Wir haben allerhand zu bereden. Naja, im Moment ist noch nichts fix. Aber Psychologin Petra Schwarz erwägt, sich die Möglichkeiten der Reise per Zeitmaschine genauer anzusehen.

Das Foto zeigt sie bei einem ersten Probelauf an der Seite von Ayrton Senna. Das ist eine Bar in Bologna. Man muß sich da vor allem mit den Strapazen des Transfers vertraut machen. Dann ist es ja nicht selbstverständlich, daß die Person, mit der man das Gespräch sucht, darauf auch einsteigt.
Schwarz konnte sich mit Senna allerdings gut verständigen, denn sie hat eine Menge Ahnung von sehr schnellen Autos und von den Befindlichkeiten, die einem solche Ausfahrten verschaffen. Ich wäre dem nicht gewachsen. Mir erscheint das als enorme physische und mentale Strapaze.

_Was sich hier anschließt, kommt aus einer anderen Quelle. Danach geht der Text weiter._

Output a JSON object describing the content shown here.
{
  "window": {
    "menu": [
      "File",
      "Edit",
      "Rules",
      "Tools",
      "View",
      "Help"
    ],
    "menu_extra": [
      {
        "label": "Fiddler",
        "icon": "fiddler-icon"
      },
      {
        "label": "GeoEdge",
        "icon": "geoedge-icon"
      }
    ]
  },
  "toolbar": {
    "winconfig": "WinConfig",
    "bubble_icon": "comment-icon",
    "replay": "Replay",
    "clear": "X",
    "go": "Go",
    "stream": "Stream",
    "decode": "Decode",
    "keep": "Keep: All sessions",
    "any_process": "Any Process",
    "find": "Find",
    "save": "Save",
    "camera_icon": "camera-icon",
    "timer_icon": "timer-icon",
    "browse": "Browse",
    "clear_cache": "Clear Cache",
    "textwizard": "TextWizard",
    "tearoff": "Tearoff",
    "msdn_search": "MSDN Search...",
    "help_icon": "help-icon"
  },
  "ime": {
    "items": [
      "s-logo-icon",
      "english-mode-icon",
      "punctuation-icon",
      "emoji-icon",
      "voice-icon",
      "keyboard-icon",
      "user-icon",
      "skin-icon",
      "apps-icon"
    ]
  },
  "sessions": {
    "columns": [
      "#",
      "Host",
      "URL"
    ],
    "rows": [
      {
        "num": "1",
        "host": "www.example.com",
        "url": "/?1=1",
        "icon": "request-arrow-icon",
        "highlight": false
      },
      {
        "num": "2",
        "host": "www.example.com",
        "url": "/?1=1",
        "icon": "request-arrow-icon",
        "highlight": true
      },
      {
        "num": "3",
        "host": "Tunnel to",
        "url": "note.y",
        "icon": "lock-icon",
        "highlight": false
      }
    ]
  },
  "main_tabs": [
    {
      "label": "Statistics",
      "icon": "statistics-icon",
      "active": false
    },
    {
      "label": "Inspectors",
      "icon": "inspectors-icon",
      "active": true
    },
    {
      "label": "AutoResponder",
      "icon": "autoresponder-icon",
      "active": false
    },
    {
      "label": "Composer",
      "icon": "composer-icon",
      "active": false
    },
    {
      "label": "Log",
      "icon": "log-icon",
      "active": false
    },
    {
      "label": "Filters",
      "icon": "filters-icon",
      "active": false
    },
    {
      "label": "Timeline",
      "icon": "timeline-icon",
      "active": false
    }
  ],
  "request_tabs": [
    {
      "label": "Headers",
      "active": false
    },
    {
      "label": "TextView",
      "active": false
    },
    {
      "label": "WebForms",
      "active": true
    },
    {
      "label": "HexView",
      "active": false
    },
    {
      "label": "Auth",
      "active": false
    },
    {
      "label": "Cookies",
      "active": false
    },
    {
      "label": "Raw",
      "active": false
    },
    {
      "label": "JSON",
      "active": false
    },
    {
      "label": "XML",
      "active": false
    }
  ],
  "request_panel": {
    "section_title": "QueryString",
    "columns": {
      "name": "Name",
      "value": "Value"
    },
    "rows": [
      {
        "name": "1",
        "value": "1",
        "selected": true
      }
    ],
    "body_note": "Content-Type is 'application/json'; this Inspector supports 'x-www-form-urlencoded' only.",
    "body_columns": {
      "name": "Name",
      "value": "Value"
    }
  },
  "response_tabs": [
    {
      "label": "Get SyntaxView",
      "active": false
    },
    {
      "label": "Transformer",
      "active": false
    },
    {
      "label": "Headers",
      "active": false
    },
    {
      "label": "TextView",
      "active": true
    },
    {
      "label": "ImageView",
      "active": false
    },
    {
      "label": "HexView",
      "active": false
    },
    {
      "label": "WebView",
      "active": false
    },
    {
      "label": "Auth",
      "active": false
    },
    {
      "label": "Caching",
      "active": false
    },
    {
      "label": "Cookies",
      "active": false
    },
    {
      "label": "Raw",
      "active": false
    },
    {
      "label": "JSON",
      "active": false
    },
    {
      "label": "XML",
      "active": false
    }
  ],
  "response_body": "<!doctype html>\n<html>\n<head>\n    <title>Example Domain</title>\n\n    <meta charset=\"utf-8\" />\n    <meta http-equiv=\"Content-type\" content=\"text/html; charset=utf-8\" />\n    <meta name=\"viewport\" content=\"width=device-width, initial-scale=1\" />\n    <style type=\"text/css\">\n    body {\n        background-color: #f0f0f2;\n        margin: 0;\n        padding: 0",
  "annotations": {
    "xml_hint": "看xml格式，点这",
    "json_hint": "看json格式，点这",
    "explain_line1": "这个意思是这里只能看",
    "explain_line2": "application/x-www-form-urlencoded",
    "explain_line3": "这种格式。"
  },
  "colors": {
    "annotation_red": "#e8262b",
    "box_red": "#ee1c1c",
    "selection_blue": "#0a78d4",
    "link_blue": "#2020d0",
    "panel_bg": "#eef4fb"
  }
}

Möglicherweise bietet einem aber genau solche Fitness Vorteile für den Trip in der Zeitmaschine. So oder so, wir schlagen dabei Brücken zwischen Innen- und Außenwelten. Ich hab freilich jüngst Mahnungen zu hören bekommen, man müsse bei solcher Technologie „das größere Ganze“ bedenken.

Ich bedaure! Ich bin derzeit allein schon beim Thema Künstliche Intelligenz überfordert, ein „größeres Ganzes“ auch bloß zu sehen und womöglich zu bedenken. Bei Quantenphysik trifft das erst recht zu. Als Albert Einstein mir diese Zugänge jüngst eröffnet hat, war ich gedanklich etwas überfordert, aber ganz pragmatisch.

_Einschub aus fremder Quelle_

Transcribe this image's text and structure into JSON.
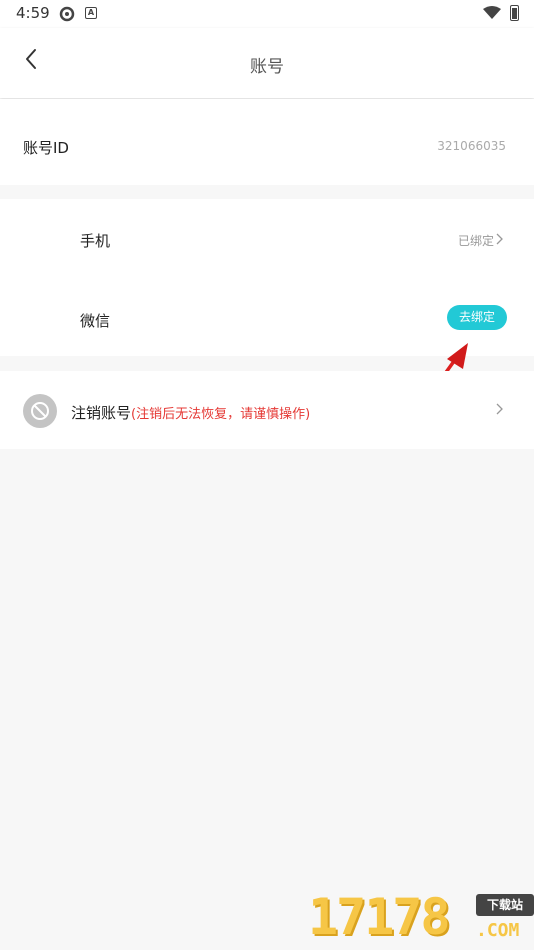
{
  "status_bar": {
    "time": "4:59",
    "icons": [
      "sync-icon",
      "a-badge-icon",
      "wifi-icon",
      "battery-icon"
    ],
    "badge_letter": "A"
  },
  "header": {
    "title": "账号",
    "back_icon": "chevron-left-icon"
  },
  "account_id": {
    "label": "账号ID",
    "value": "321066035"
  },
  "bindings": {
    "phone": {
      "label": "手机",
      "status": "已绑定"
    },
    "wechat": {
      "label": "微信",
      "button_label": "去绑定"
    }
  },
  "cancel_account": {
    "label": "注销账号",
    "warning": "(注销后无法恢复，请谨慎操作)",
    "icon": "prohibited-icon"
  },
  "watermark": {
    "digits": "17178",
    "badge": "下载站",
    "suffix": ".COM"
  },
  "colors": {
    "accent": "#22c9d6",
    "warning": "#e53935",
    "arrow": "#d11a1a",
    "background": "#f7f7f7"
  }
}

Zwei Aspekte hatten bei meiner Entscheidung Vorrang. Erstens meine unbeschreiblich große Neugier. Zweitens die Klarheit, daß heute in meinem Leben nichts wesentliches mehr fehlt. Ich habe bisher abenteuerliche 70 Jahre hinter mir. Falls dieser Teilchen-Trip also schiefgehen sollte, Pech. Mehr fiel mir dazu nicht ein.